Poorer children are more likely to be fat.
As we move further to the right of the chart into schools in more deprived areas, the share of children in the grey and black parts of the chart – showing overweight and very overweight kids – gets bigger.
This means that a class of year six children in inner-city Manchester will likely have bigger waistlines than one in leafy Hampshire.
A combination of bad diets and a lack of exercise means poorer children are sadly more likely to be fat at just 10 or 11 years old, with all the health problems that brings now and stores up for the future.
About the data
The data comes from the National Child Measurement Programme (NCMP), which takes the height and weight of children in reception and year six classes each year.
If you have someone’s height and weight you can measure their Body Mass Index (BMI). This is a good way of measuring overall body shape and therefore obesity.
NHS Digital have published the entire dataset for the past two years. The latest file for 2014/15 contains the anonymised records of more than one million children.
(NB: I tried this link this morning and it wasn’t working. NHS Digital is changing its website so hopefully this should be fixed soon).
R is powerful enough to handle all this data, and it’s what I used to make this chart.
The chart only works because the data contains part of the Index of Multiple Deprivation.
Each record contains the deprivation score for a child’s school on a 10-point scale, where one is the most deprived and 10 the least.
We’re assuming that if a school is in a deprived area, most of the pupils there will be as well.
Using R and ggplot2 to make the histogram
The first thing to do is to select which year group to analyse.

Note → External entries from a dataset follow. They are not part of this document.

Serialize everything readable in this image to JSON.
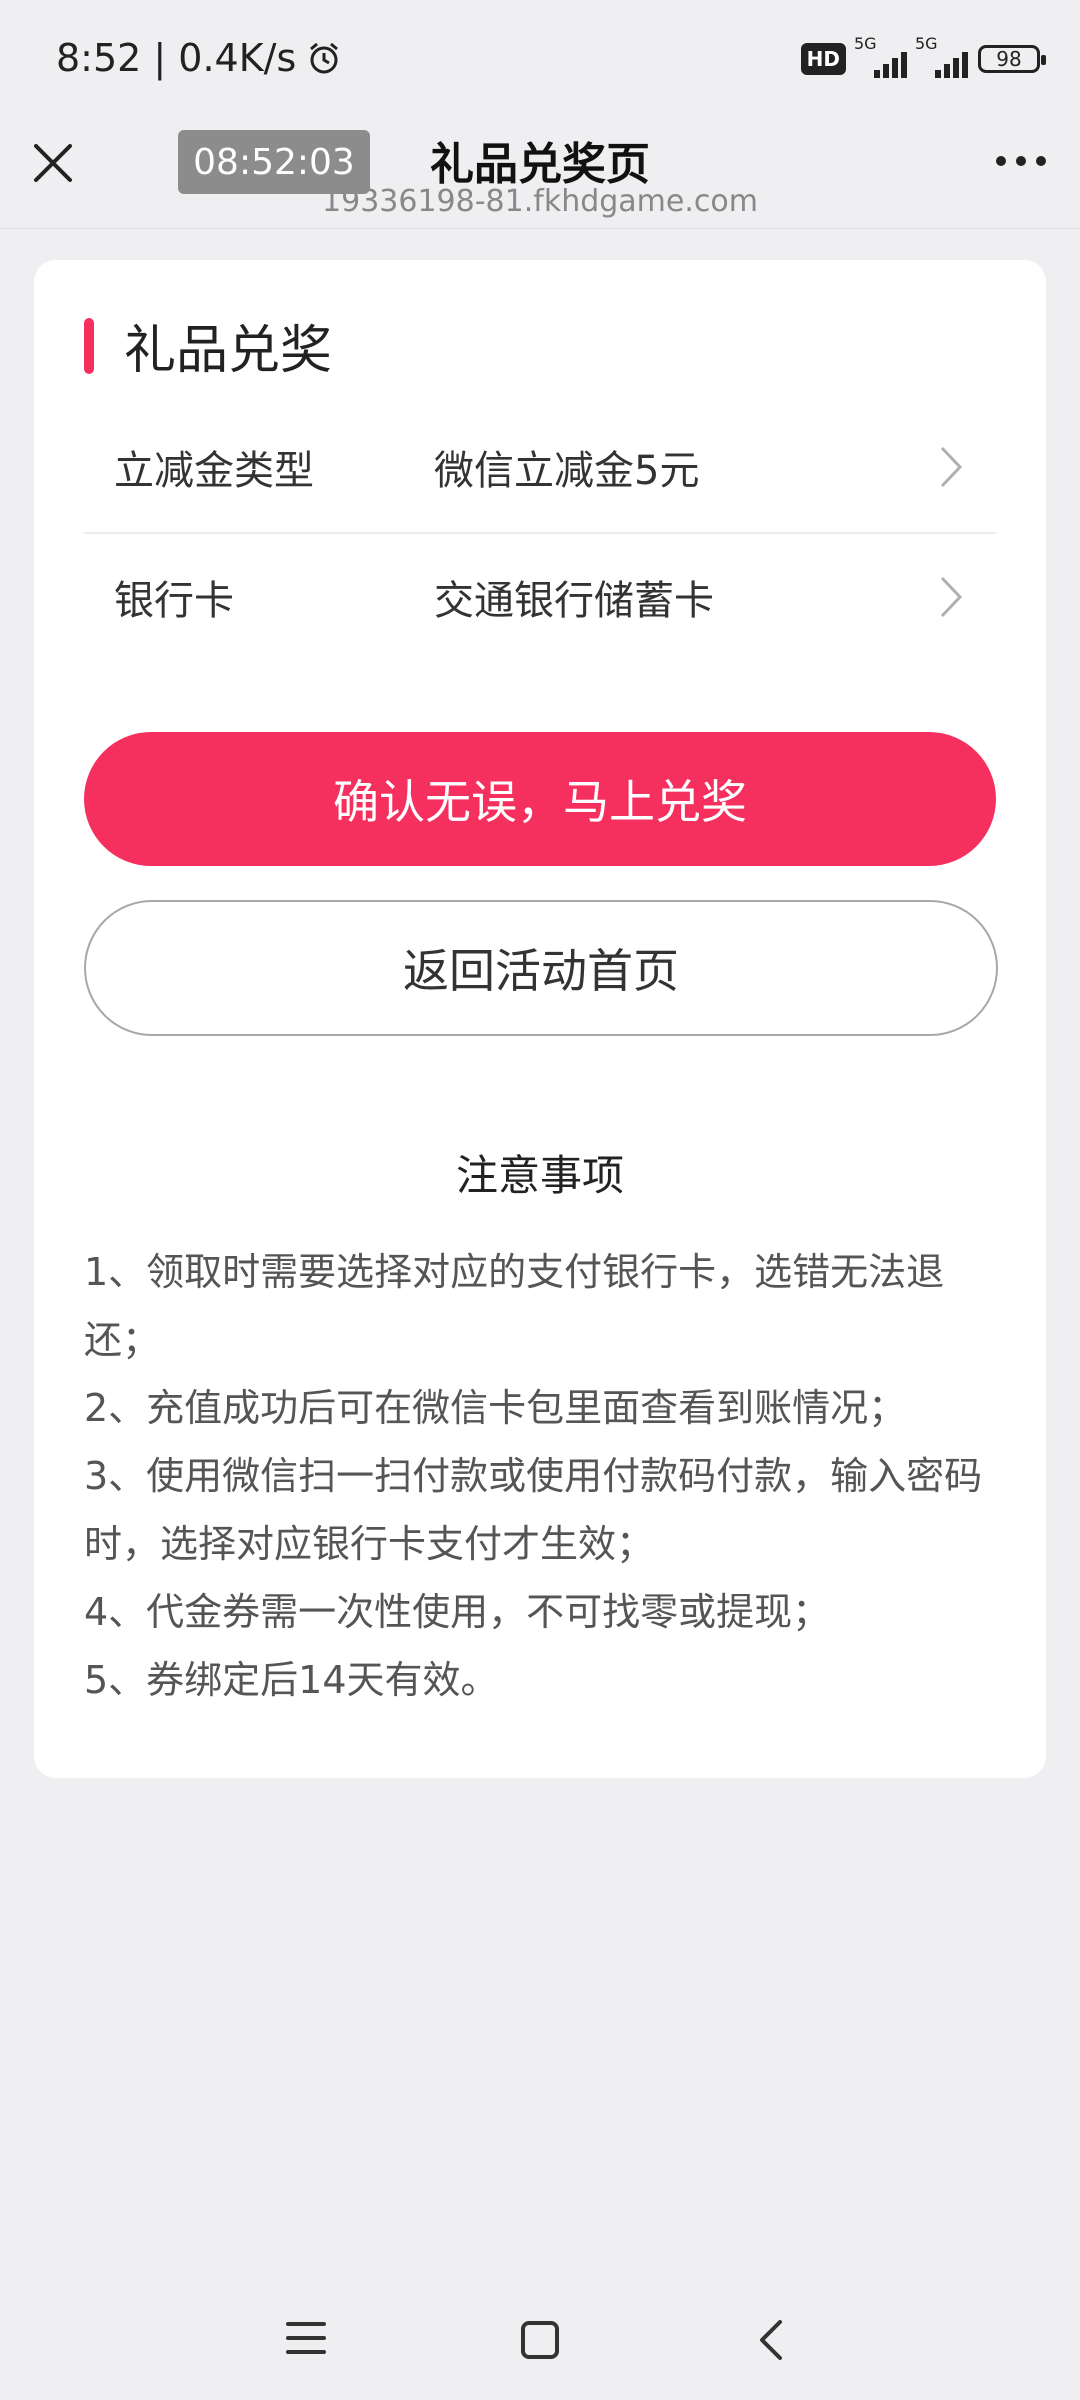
{
  "status_bar": {
    "time_speed": "8:52 | 0.4K/s",
    "network_hd": "HD",
    "signal1_label": "5G",
    "signal2_label": "5G",
    "battery": "98"
  },
  "nav": {
    "timer": "08:52:03",
    "title": "礼品兑奖页",
    "url": "19336198-81.fkhdgame.com"
  },
  "card": {
    "section_title": "礼品兑奖",
    "rows": [
      {
        "label": "立减金类型",
        "value": "微信立减金5元"
      },
      {
        "label": "银行卡",
        "value": "交通银行储蓄卡"
      }
    ],
    "confirm_button": "确认无误，马上兑奖",
    "back_button": "返回活动首页",
    "notes_title": "注意事项",
    "notes": [
      "1、领取时需要选择对应的支付银行卡，选错无法退还；",
      "2、充值成功后可在微信卡包里面查看到账情况；",
      "3、使用微信扫一扫付款或使用付款码付款，输入密码时，选择对应银行卡支付才生效；",
      "4、代金券需一次性使用，不可找零或提现；",
      "5、券绑定后14天有效。"
    ]
  },
  "colors": {
    "accent": "#f5305e",
    "background": "#efeff1"
  }
}
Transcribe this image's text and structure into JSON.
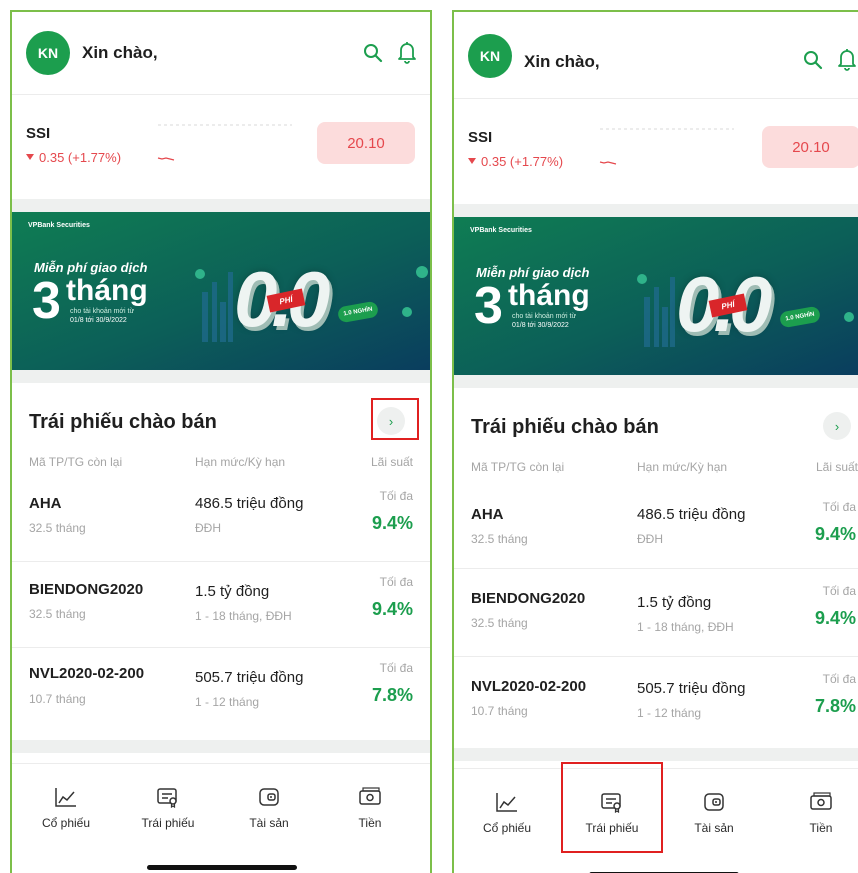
{
  "colors": {
    "brand_green": "#1c9e4e",
    "price_down": "#e5484d",
    "price_box_bg": "#fcdcdc",
    "panel_border": "#7cbf4a",
    "highlight": "#e02020"
  },
  "header": {
    "avatar_initials": "KN",
    "greeting": "Xin chào,"
  },
  "stock": {
    "ticker": "SSI",
    "change": "0.35 (+1.77%)",
    "price": "20.10"
  },
  "banner": {
    "brand": "VPBank Securities",
    "line1": "Miễn phí giao dịch",
    "number": "3",
    "word": "tháng",
    "sub1": "cho tài khoản mới từ",
    "sub2": "01/8 tới 30/9/2022",
    "big": "0.0",
    "phi": "PHÍ",
    "tag": "1.0 NGHÌN"
  },
  "bonds": {
    "title": "Trái phiếu chào bán",
    "columns": [
      "Mã TP/TG còn lại",
      "Hạn mức/Kỳ hạn",
      "Lãi suất"
    ],
    "rows": [
      {
        "code": "AHA",
        "term": "32.5 tháng",
        "amount": "486.5 triệu đồng",
        "type": "ĐĐH",
        "max_label": "Tối đa",
        "rate": "9.4%"
      },
      {
        "code": "BIENDONG2020",
        "term": "32.5 tháng",
        "amount": "1.5 tỷ đồng",
        "type": "1 - 18 tháng, ĐĐH",
        "max_label": "Tối đa",
        "rate": "9.4%"
      },
      {
        "code": "NVL2020-02-200",
        "term": "10.7 tháng",
        "amount": "505.7 triệu đồng",
        "type": "1 - 12 tháng",
        "max_label": "Tối đa",
        "rate": "7.8%"
      }
    ]
  },
  "nav": [
    {
      "label": "Cổ phiếu",
      "icon": "chart-line-icon"
    },
    {
      "label": "Trái phiếu",
      "icon": "bond-certificate-icon"
    },
    {
      "label": "Tài sản",
      "icon": "wallet-icon"
    },
    {
      "label": "Tiền",
      "icon": "money-icon"
    }
  ]
}
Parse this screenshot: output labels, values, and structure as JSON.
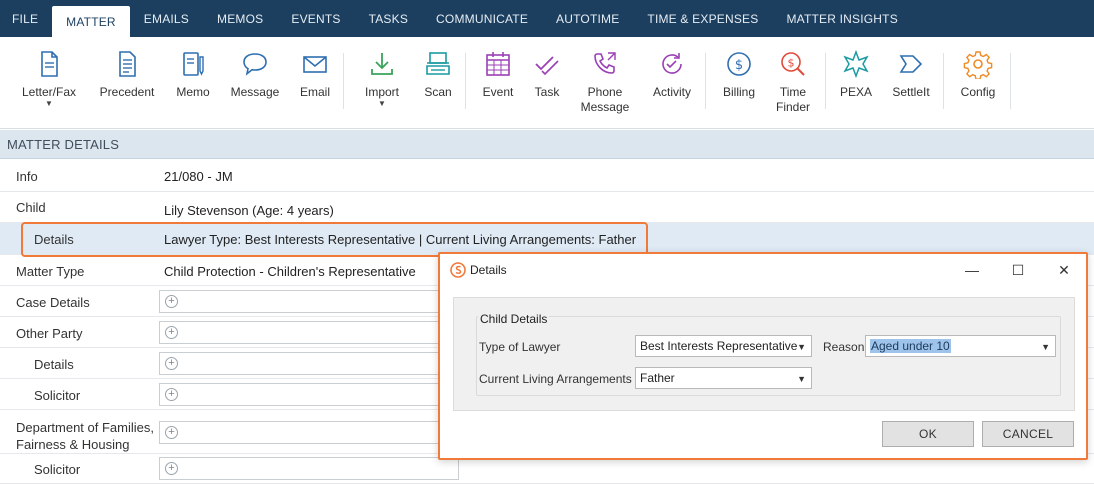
{
  "tabs": [
    "FILE",
    "MATTER",
    "EMAILS",
    "MEMOS",
    "EVENTS",
    "TASKS",
    "COMMUNICATE",
    "AUTOTIME",
    "TIME & EXPENSES",
    "MATTER INSIGHTS"
  ],
  "active_tab": "MATTER",
  "ribbon": {
    "letter_fax": "Letter/Fax",
    "precedent": "Precedent",
    "memo": "Memo",
    "message": "Message",
    "email": "Email",
    "import": "Import",
    "scan": "Scan",
    "event": "Event",
    "task": "Task",
    "phone_message_1": "Phone",
    "phone_message_2": "Message",
    "activity": "Activity",
    "billing": "Billing",
    "time_finder_1": "Time",
    "time_finder_2": "Finder",
    "pexa": "PEXA",
    "settleit": "SettleIt",
    "config": "Config"
  },
  "section_title": "MATTER DETAILS",
  "rows": {
    "info": {
      "label": "Info",
      "value": "21/080 - JM"
    },
    "child": {
      "label": "Child",
      "value": "Lily Stevenson (Age: 4 years)"
    },
    "details": {
      "label": "Details",
      "value": "Lawyer Type: Best Interests Representative | Current Living Arrangements: Father"
    },
    "matter_type": {
      "label": "Matter Type",
      "value": "Child Protection - Children's Representative"
    },
    "case_details": {
      "label": "Case Details"
    },
    "other_party": {
      "label": "Other Party"
    },
    "op_details": {
      "label": "Details"
    },
    "op_solicitor": {
      "label": "Solicitor"
    },
    "dept_1": {
      "label": "Department of Families,"
    },
    "dept_2": {
      "label": "Fairness & Housing"
    },
    "dept_solicitor": {
      "label": "Solicitor"
    }
  },
  "dialog": {
    "title": "Details",
    "group_title": "Child Details",
    "type_of_lawyer_label": "Type of Lawyer",
    "type_of_lawyer_value": "Best Interests Representative",
    "reason_label": "Reason",
    "reason_value": "Aged under 10",
    "living_label": "Current Living Arrangements",
    "living_value": "Father",
    "ok": "OK",
    "cancel": "CANCEL",
    "minimize_glyph": "—",
    "maximize_glyph": "☐",
    "close_glyph": "✕"
  },
  "colors": {
    "tabbar": "#1c3f5f",
    "accent_orange": "#f07a3a",
    "icon_blue": "#2f6fb0",
    "icon_teal": "#1a9aa0",
    "icon_green": "#3aa35a",
    "icon_purple": "#9b3fb5",
    "section_bg": "#dce6ef"
  }
}
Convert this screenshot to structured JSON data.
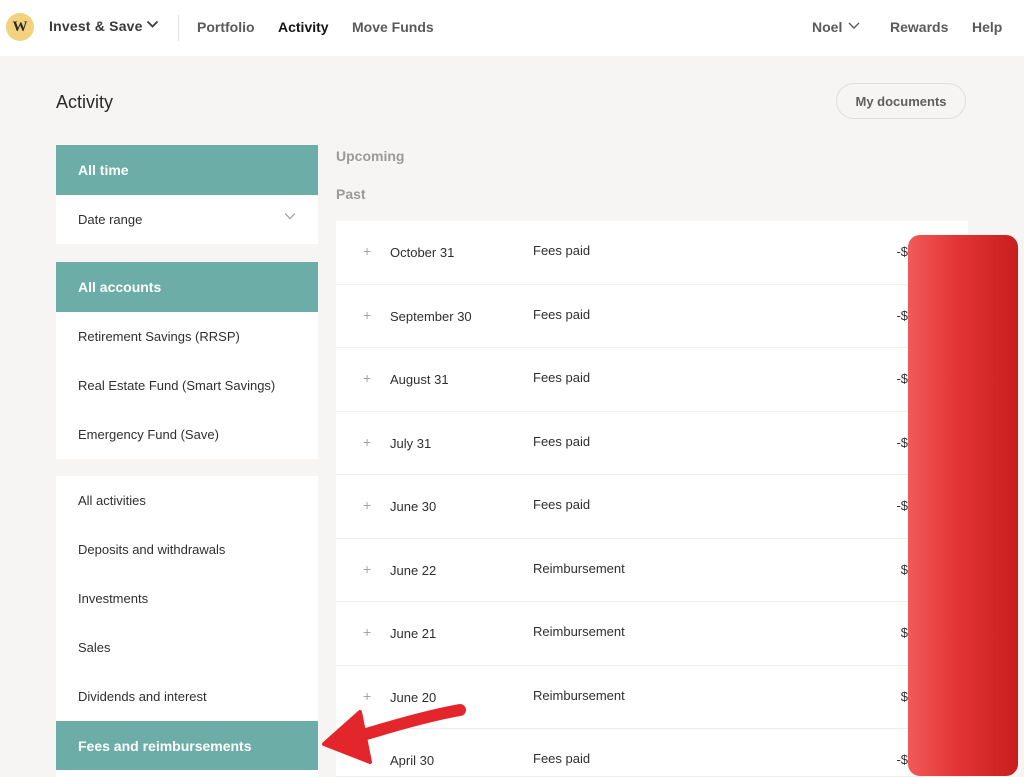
{
  "topnav": {
    "logo_letter": "W",
    "brand": "Invest & Save",
    "links": [
      "Portfolio",
      "Activity",
      "Move Funds"
    ],
    "active": "Activity",
    "user": "Noel",
    "rewards": "Rewards",
    "help": "Help"
  },
  "page": {
    "title": "Activity",
    "my_documents": "My documents"
  },
  "filters": {
    "time": {
      "selected": "All time",
      "date_range": "Date range"
    },
    "accounts": {
      "selected": "All accounts",
      "items": [
        "Retirement Savings (RRSP)",
        "Real Estate Fund (Smart Savings)",
        "Emergency Fund (Save)"
      ]
    },
    "activities": {
      "items": [
        "All activities",
        "Deposits and withdrawals",
        "Investments",
        "Sales",
        "Dividends and interest"
      ],
      "selected": "Fees and reimbursements"
    }
  },
  "sections": {
    "upcoming": "Upcoming",
    "past": "Past"
  },
  "transactions": [
    {
      "date": "October 31",
      "description": "Fees paid",
      "amount": "-$"
    },
    {
      "date": "September 30",
      "description": "Fees paid",
      "amount": "-$"
    },
    {
      "date": "August 31",
      "description": "Fees paid",
      "amount": "-$"
    },
    {
      "date": "July 31",
      "description": "Fees paid",
      "amount": "-$"
    },
    {
      "date": "June 30",
      "description": "Fees paid",
      "amount": "-$"
    },
    {
      "date": "June 22",
      "description": "Reimbursement",
      "amount": "$"
    },
    {
      "date": "June 21",
      "description": "Reimbursement",
      "amount": "$"
    },
    {
      "date": "June 20",
      "description": "Reimbursement",
      "amount": "$"
    },
    {
      "date": "April 30",
      "description": "Fees paid",
      "amount": "-$"
    }
  ],
  "expand_symbol": "+",
  "colors": {
    "accent": "#6dada7",
    "logo": "#f2d27c",
    "redaction": "#e33434",
    "arrow": "#e3262b"
  },
  "icons": {
    "dropdown": "chevron-down-icon",
    "expand": "plus-icon",
    "annotation": "arrow-left-icon"
  }
}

I chose year six.
# filter the data to get year six year.six <- grep("6", ncmp$schoolyear) year.six.data <- ncmp[year.six, ]
The ‘grep’ function here is a regular expression. Explaining what regular expressions (regex) is a post in itself, so I won’t do that here.
The NHS groups children’s BMI scores into four categories: ‘underweight’, ‘healthy weight’, ‘overweight’ and ‘very overweight’. We need to tell R that these aren’t just random, they go in order. We do that using a factor, like this:
# factor the BMI scores year.six.data$bmiclinicalcategory <- factor(year.six.data$bmiclinicalcategory, levels = c("underweight", "healthy weight", "overweight", "very overweight", ordered=TRUE))
Next up, we’ll choose some colours for our chart rather than letting R choose them for us. There are some useful palettes here – I chose one that had the relatively small underweight section in a bold colour so you can see it.
# make a colour palette BMI_fill <- scale_fill_brewer("BMI Category", palette = "RdGy")
Plotting the chart:
# draw the plot with the school deprivation index on the x axis ggplot(year.six.data, aes (x = schoolindexofmultipledepriv, fill= factor(bmiclinicalcategory))) # draw the histogram, making the y axis into percentages + geom_histogram(binwidth = 1, aes(y = ..count../sum(..count..)), position = "fill") # reverse the scale so that one (most deprived) appears on the right (this requires the scales package) + scale_x_reverse(breaks=NULL)
At this point your chart should look something like this:
Everything from here on out is just decoration:
# add a white background and our colour palette +BMI_fill + theme_classic() # label axes and title, including giving % icons + labs(y = "% in each weight class", x = "Schools in more deprived areas ->", size = 4) + ggtitle("How Poor Children Are More Likely To Be Fat") + scale_y_continuous(labels = scales::percent) +theme(axis.title = element_text(size=34), axis.text = element_text(size = 18), plot.title = element_text(size = 44), legend.title = element_text(size = 28), legend.text = element_text(size = 20))
There you have it…
…a clear link between deprivation and child obesity, in one chart.